E’ questo lo scenario dell’inchiesta coordinata dalla procura della Repubblica di Napoli e condotta dal Comando Provinciale della Guardia di Finanza di Napoli che è sfociata nella denuncia di 7 persone per bancarotta fraudolenta della ‘Reginella srl’ e nel sequestro del ristorante ‘Reginella’, nonché tutti i beni immobili e mobili delle società che lo hanno gestito. Il sequestro però non determina la chiusura del ristorante: l’attività passa adesso nelle mani di un amministratore giudiziario nominato dal Tribunale che assicurerà la continuità aziendale e la tutela dei posti di lavoro.

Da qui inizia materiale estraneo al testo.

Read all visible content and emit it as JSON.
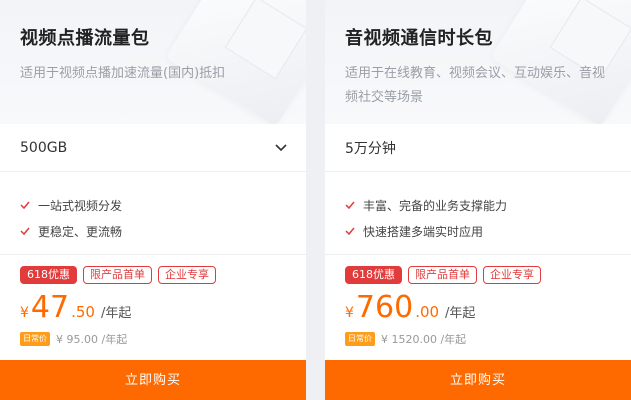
{
  "cards": [
    {
      "title": "视频点播流量包",
      "desc": "适用于视频点播加速流量(国内)抵扣",
      "spec_value": "500GB",
      "has_dropdown": true,
      "features": [
        "一站式视频分发",
        "更稳定、更流畅"
      ],
      "tags": [
        "618优惠",
        "限产品首单",
        "企业专享"
      ],
      "price_currency": "¥",
      "price_int": "47",
      "price_dec": ".50",
      "price_unit": "/年起",
      "orig_badge": "日常价",
      "orig_price": "¥ 95.00 /年起",
      "buy_label": "立即购买"
    },
    {
      "title": "音视频通信时长包",
      "desc": "适用于在线教育、视频会议、互动娱乐、音视频社交等场景",
      "spec_value": "5万分钟",
      "has_dropdown": false,
      "features": [
        "丰富、完备的业务支撑能力",
        "快速搭建多端实时应用"
      ],
      "tags": [
        "618优惠",
        "限产品首单",
        "企业专享"
      ],
      "price_currency": "¥",
      "price_int": "760",
      "price_dec": ".00",
      "price_unit": "/年起",
      "orig_badge": "日常价",
      "orig_price": "¥ 1520.00 /年起",
      "buy_label": "立即购买"
    }
  ],
  "colors": {
    "accent": "#ff6a00",
    "tag_red": "#e23b3b",
    "badge_orange": "#ff9c1a",
    "check_red": "#e23b3b"
  },
  "icons": {
    "dropdown": "chevron-down-icon",
    "feature": "check-icon"
  }
}
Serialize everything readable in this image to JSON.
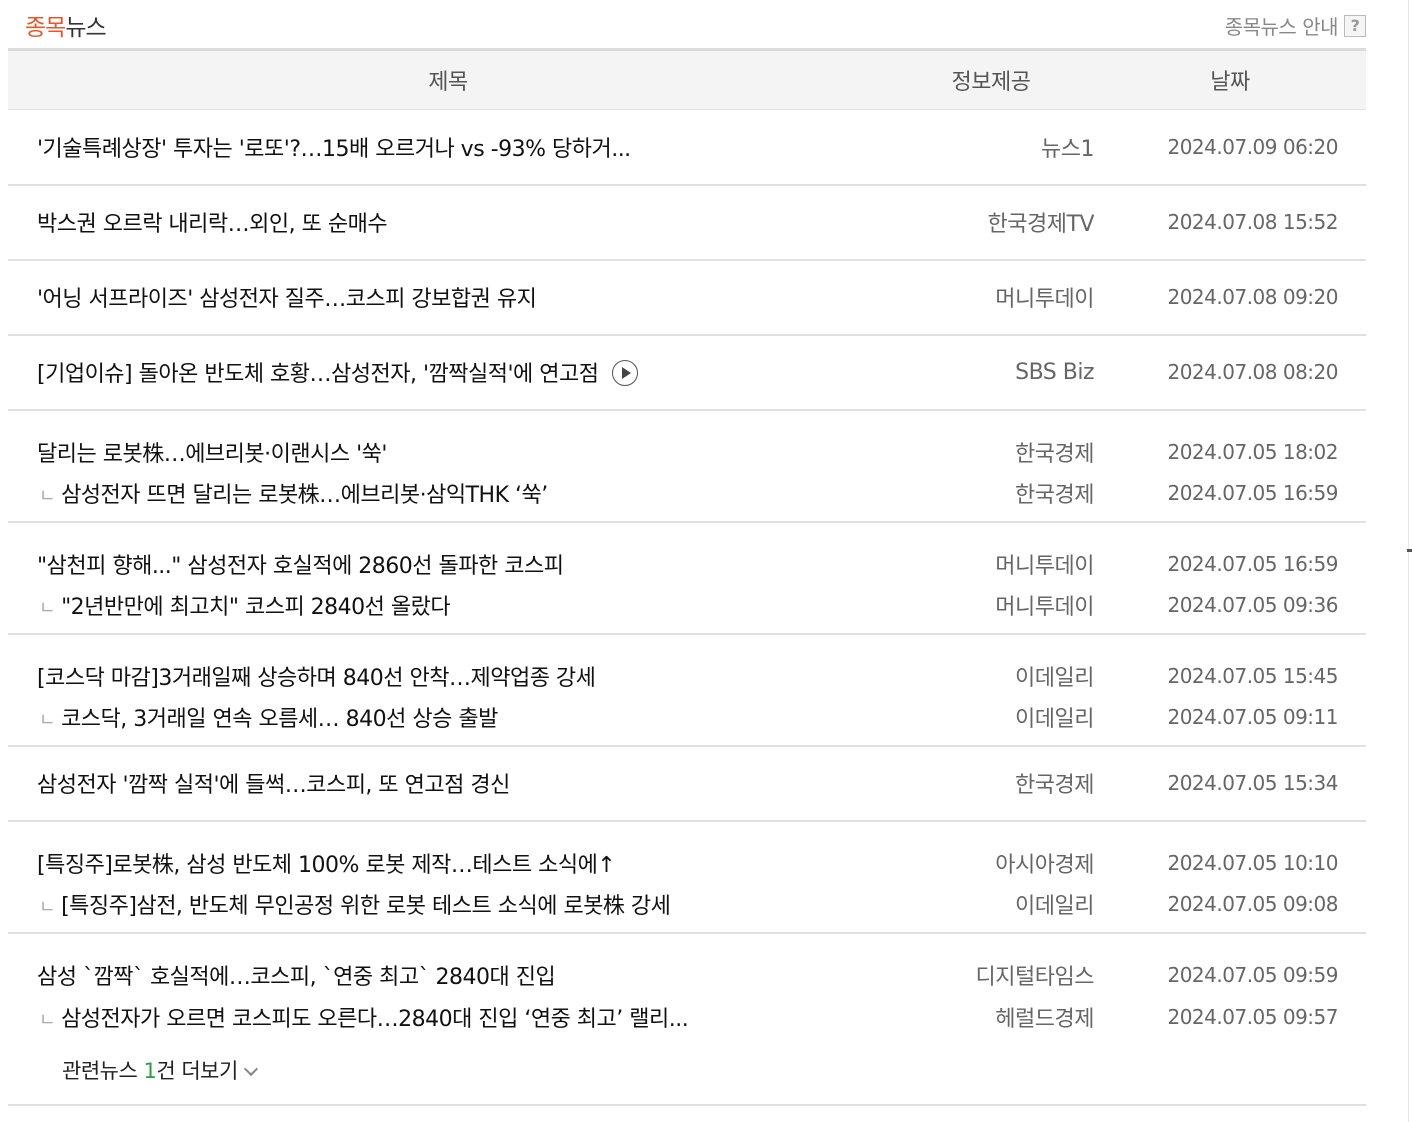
{
  "header": {
    "title_accent": "종목",
    "title_rest": "뉴스",
    "guide_label": "종목뉴스 안내",
    "help_glyph": "?"
  },
  "columns": {
    "title": "제목",
    "source": "정보제공",
    "date": "날짜"
  },
  "groups": [
    {
      "items": [
        {
          "title": "'기술특례상장' 투자는 '로또'?…15배 오르거나 vs -93% 당하거...",
          "source": "뉴스1",
          "date": "2024.07.09 06:20"
        }
      ]
    },
    {
      "items": [
        {
          "title": "박스권 오르락 내리락…외인, 또 순매수",
          "source": "한국경제TV",
          "date": "2024.07.08 15:52"
        }
      ]
    },
    {
      "items": [
        {
          "title": "'어닝 서프라이즈' 삼성전자 질주…코스피 강보합권 유지",
          "source": "머니투데이",
          "date": "2024.07.08 09:20"
        }
      ]
    },
    {
      "items": [
        {
          "title": "[기업이슈] 돌아온 반도체 호황…삼성전자, '깜짝실적'에 연고점",
          "source": "SBS Biz",
          "date": "2024.07.08 08:20",
          "video": true
        }
      ]
    },
    {
      "items": [
        {
          "title": "달리는 로봇株…에브리봇·이랜시스 '쑥'",
          "source": "한국경제",
          "date": "2024.07.05 18:02"
        },
        {
          "title": "삼성전자 뜨면 달리는 로봇株…에브리봇·삼익THK ‘쑥’",
          "source": "한국경제",
          "date": "2024.07.05 16:59"
        }
      ]
    },
    {
      "items": [
        {
          "title": "\"삼천피 향해...\" 삼성전자 호실적에 2860선 돌파한 코스피",
          "source": "머니투데이",
          "date": "2024.07.05 16:59"
        },
        {
          "title": "\"2년반만에 최고치\" 코스피 2840선 올랐다",
          "source": "머니투데이",
          "date": "2024.07.05 09:36"
        }
      ]
    },
    {
      "items": [
        {
          "title": "[코스닥 마감]3거래일째 상승하며 840선 안착…제약업종 강세",
          "source": "이데일리",
          "date": "2024.07.05 15:45"
        },
        {
          "title": "코스닥, 3거래일 연속 오름세… 840선 상승 출발",
          "source": "이데일리",
          "date": "2024.07.05 09:11"
        }
      ]
    },
    {
      "items": [
        {
          "title": "삼성전자 '깜짝 실적'에 들썩…코스피, 또 연고점 경신",
          "source": "한국경제",
          "date": "2024.07.05 15:34"
        }
      ]
    },
    {
      "items": [
        {
          "title": "[특징주]로봇株, 삼성 반도체 100% 로봇 제작…테스트 소식에↑",
          "source": "아시아경제",
          "date": "2024.07.05 10:10"
        },
        {
          "title": "[특징주]삼전, 반도체 무인공정 위한 로봇 테스트 소식에 로봇株 강세",
          "source": "이데일리",
          "date": "2024.07.05 09:08"
        }
      ]
    },
    {
      "items": [
        {
          "title": "삼성 `깜짝` 호실적에…코스피, `연중 최고` 2840대 진입",
          "source": "디지털타임스",
          "date": "2024.07.05 09:59"
        },
        {
          "title": "삼성전자가 오르면 코스피도 오른다…2840대 진입 ‘연중 최고’ 랠리...",
          "source": "헤럴드경제",
          "date": "2024.07.05 09:57"
        }
      ],
      "more": {
        "prefix": "관련뉴스 ",
        "count": "1",
        "suffix": "건 더보기"
      }
    }
  ],
  "sub_marker": "ㄴ",
  "colors": {
    "accent": "#e4572e",
    "count": "#2e9e3e",
    "border": "#e0e0e0"
  },
  "icons": {
    "help": "question-mark-box",
    "play": "play-circle",
    "more": "chevron-down"
  }
}
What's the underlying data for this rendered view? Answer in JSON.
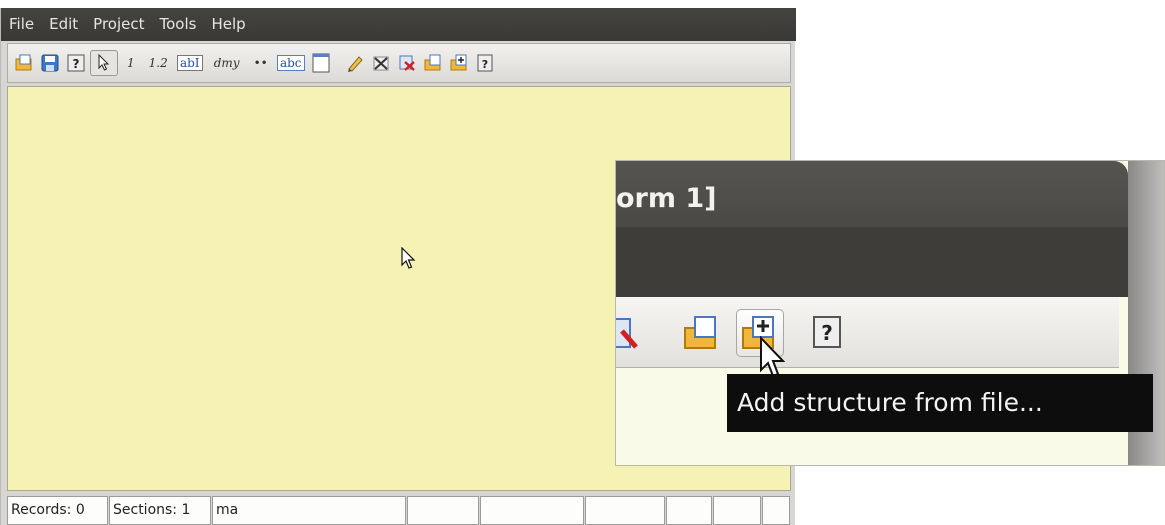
{
  "menubar": {
    "items": [
      "File",
      "Edit",
      "Project",
      "Tools",
      "Help"
    ]
  },
  "toolbar": {
    "integer_label": "1",
    "decimal_label": "1.2",
    "text_field_label": "abI",
    "date_label": "dmy",
    "dots_label": "••",
    "abc_label": "abc"
  },
  "statusbar": {
    "records": "Records: 0",
    "sections": "Sections: 1",
    "field": "ma"
  },
  "inset": {
    "title_fragment": "orm 1]",
    "tooltip": "Add structure from file..."
  },
  "colors": {
    "canvas": "#f5f2b4",
    "menubar": "#3f3e3a",
    "tooltip_bg": "#0d0d0d"
  }
}
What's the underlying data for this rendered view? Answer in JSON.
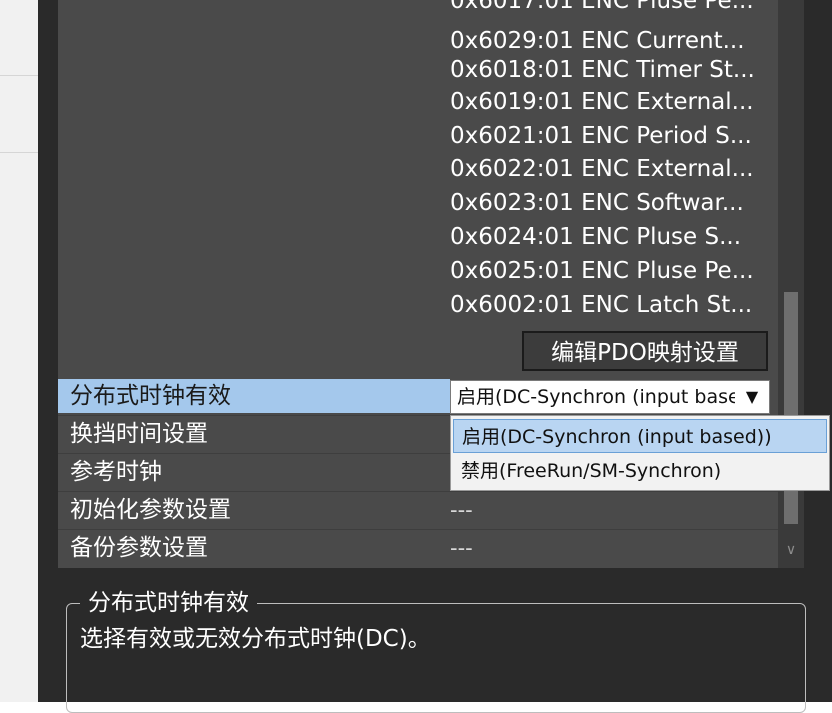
{
  "pdo_entries": [
    "0x6017:01 ENC Pluse Pe...",
    "0x6029:01 ENC Current...",
    "0x6018:01 ENC Timer St...",
    "0x6019:01 ENC External...",
    "0x6021:01 ENC Period S...",
    "0x6022:01 ENC External...",
    "0x6023:01 ENC Softwar...",
    "0x6024:01 ENC Pluse S...",
    "0x6025:01 ENC Pluse Pe...",
    "0x6002:01 ENC Latch St..."
  ],
  "edit_pdo_button": "编辑PDO映射设置",
  "properties": [
    {
      "label": "分布式时钟有效",
      "value": ""
    },
    {
      "label": "换挡时间设置",
      "value": ""
    },
    {
      "label": "参考时钟",
      "value": ""
    },
    {
      "label": "初始化参数设置",
      "value": "---"
    },
    {
      "label": "备份参数设置",
      "value": "---"
    }
  ],
  "dc_combo": {
    "selected": "启用(DC-Synchron (input based))",
    "arrow": "▼"
  },
  "dc_options": [
    "启用(DC-Synchron (input based))",
    "禁用(FreeRun/SM-Synchron)"
  ],
  "description": {
    "title": "分布式时钟有效",
    "text": "选择有效或无效分布式时钟(DC)。"
  },
  "colors": {
    "panel_bg": "#4a4a4a",
    "selected_row": "#a4c8ec",
    "dropdown_highlight": "#b9d5f2"
  },
  "icons": {
    "combo_arrow": "triangle-down",
    "scroll_down": "chevron-down"
  }
}
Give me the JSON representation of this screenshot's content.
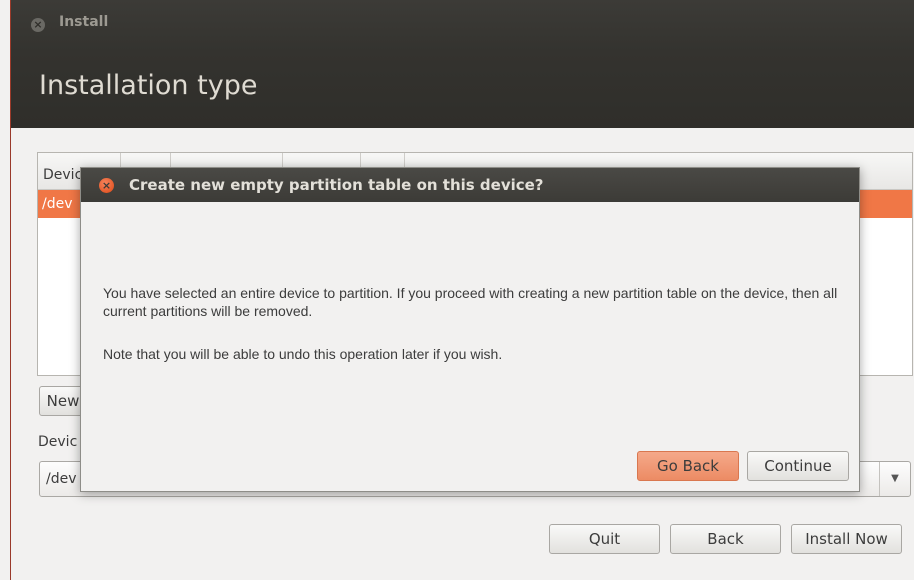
{
  "window": {
    "title": "Install",
    "close_icon": "close-icon",
    "page_title": "Installation type"
  },
  "partition_table": {
    "header_first_column": "Devic",
    "selected_row_text": "/dev"
  },
  "buttons": {
    "new": "New",
    "quit": "Quit",
    "back": "Back",
    "install_now": "Install Now"
  },
  "boot_loader": {
    "label": "Devic",
    "selected_value": "/dev"
  },
  "dialog": {
    "title": "Create new empty partition table on this device?",
    "message": "You have selected an entire device to partition. If you proceed with creating a new partition table on the device, then all current partitions will be removed.",
    "note": "Note that you will be able to undo this operation later if you wish.",
    "go_back": "Go Back",
    "continue": "Continue"
  },
  "colors": {
    "accent": "#f07746",
    "titlebar": "#3c3b37",
    "close_button": "#dd4814"
  }
}
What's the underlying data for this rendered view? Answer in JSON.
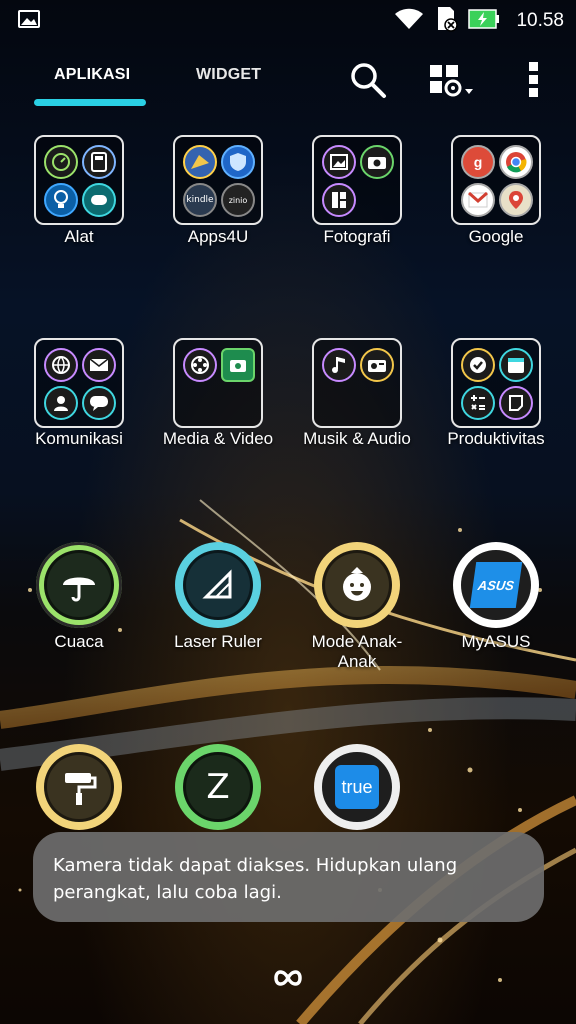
{
  "status_bar": {
    "time": "10.58",
    "icons": [
      "image-notification-icon",
      "wifi-icon",
      "sd-card-icon",
      "battery-charging-icon"
    ]
  },
  "tabs": {
    "apps_label": "APLIKASI",
    "widget_label": "WIDGET",
    "active_tab": "APLIKASI",
    "accent_color": "#2ad0e4"
  },
  "toolbar": {
    "icons": [
      "search-icon",
      "settings-grid-icon",
      "more-vert-icon"
    ]
  },
  "folders": [
    {
      "label": "Alat",
      "icons": [
        "speedometer-icon",
        "calculator-icon",
        "lightbulb-icon",
        "cleaner-icon"
      ]
    },
    {
      "label": "Apps4U",
      "icons": [
        "boost-icon",
        "shield-icon",
        "kindle-icon",
        "zinio-icon"
      ]
    },
    {
      "label": "Fotografi",
      "icons": [
        "gallery-icon",
        "camera-icon",
        "photo-collage-icon"
      ]
    },
    {
      "label": "Google",
      "icons": [
        "google-plus-icon",
        "chrome-icon",
        "gmail-icon",
        "maps-icon"
      ]
    },
    {
      "label": "Komunikasi",
      "icons": [
        "browser-icon",
        "email-icon",
        "contacts-icon",
        "messages-icon"
      ]
    },
    {
      "label": "Media & Video",
      "icons": [
        "film-reel-icon",
        "camera-video-icon"
      ]
    },
    {
      "label": "Musik & Audio",
      "icons": [
        "music-note-icon",
        "radio-icon"
      ]
    },
    {
      "label": "Produktivitas",
      "icons": [
        "do-it-later-icon",
        "calendar-icon",
        "calculator-icon",
        "notes-icon"
      ]
    }
  ],
  "apps": [
    {
      "label": "Cuaca",
      "icon": "umbrella-icon"
    },
    {
      "label": "Laser Ruler",
      "icon": "ruler-icon"
    },
    {
      "label": "Mode Anak-Anak",
      "label_line1": "Mode Anak-",
      "label_line2": "Anak",
      "icon": "kid-face-icon"
    },
    {
      "label": "MyASUS",
      "icon": "asus-logo-icon",
      "logo_text": "ASUS"
    },
    {
      "label": "",
      "icon": "paint-roller-icon"
    },
    {
      "label": "",
      "icon": "zenui-z-icon",
      "glyph": "Z"
    },
    {
      "label": "",
      "icon": "truecaller-icon",
      "logo_text": "true"
    }
  ],
  "toast": {
    "message": "Kamera tidak dapat diakses. Hidupkan ulang perangkat, lalu coba lagi."
  },
  "bottom": {
    "icon": "infinity-icon"
  }
}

Le indagini hanno preso il via all’indomani della dichiarazione di fallimento della società stabilita nel gennaio dello scorso anno dal Tribunale di Napoli. Le verifiche della Finanza si sono concentrate sull’aspetto contabile dell’azienda e si sono snodate attraverso acquisizioni documentali, audizioni di persone informate sui fatti e analisi dei files ritrovati negli apparati informatici. Ne è venuto fuori – come si legge in una nota stampa – che gli indagati «avrebbero utilizzato “intestatari fittizi” in modo da render più difficoltoso l’esercizio dell’azione penale o azioni di responsabilità in sede civile accumulando nel tempo un debito tributario pari a quasi 1,5 milioni di euro». «In buona sostanza – è la conclusione degli inquirenti e degli investigatori – l’esercizio dell’attività di ristorazione non avveniva ad opera della società che ne deteneva il complesso aziendale, ma attraverso quelle che, succedutesi nel tempo, ne divenivano solo formalmente affittuarie, in modo da sottrarre alla massa fallimentare i beni aziendali e il locale di via Posillipo».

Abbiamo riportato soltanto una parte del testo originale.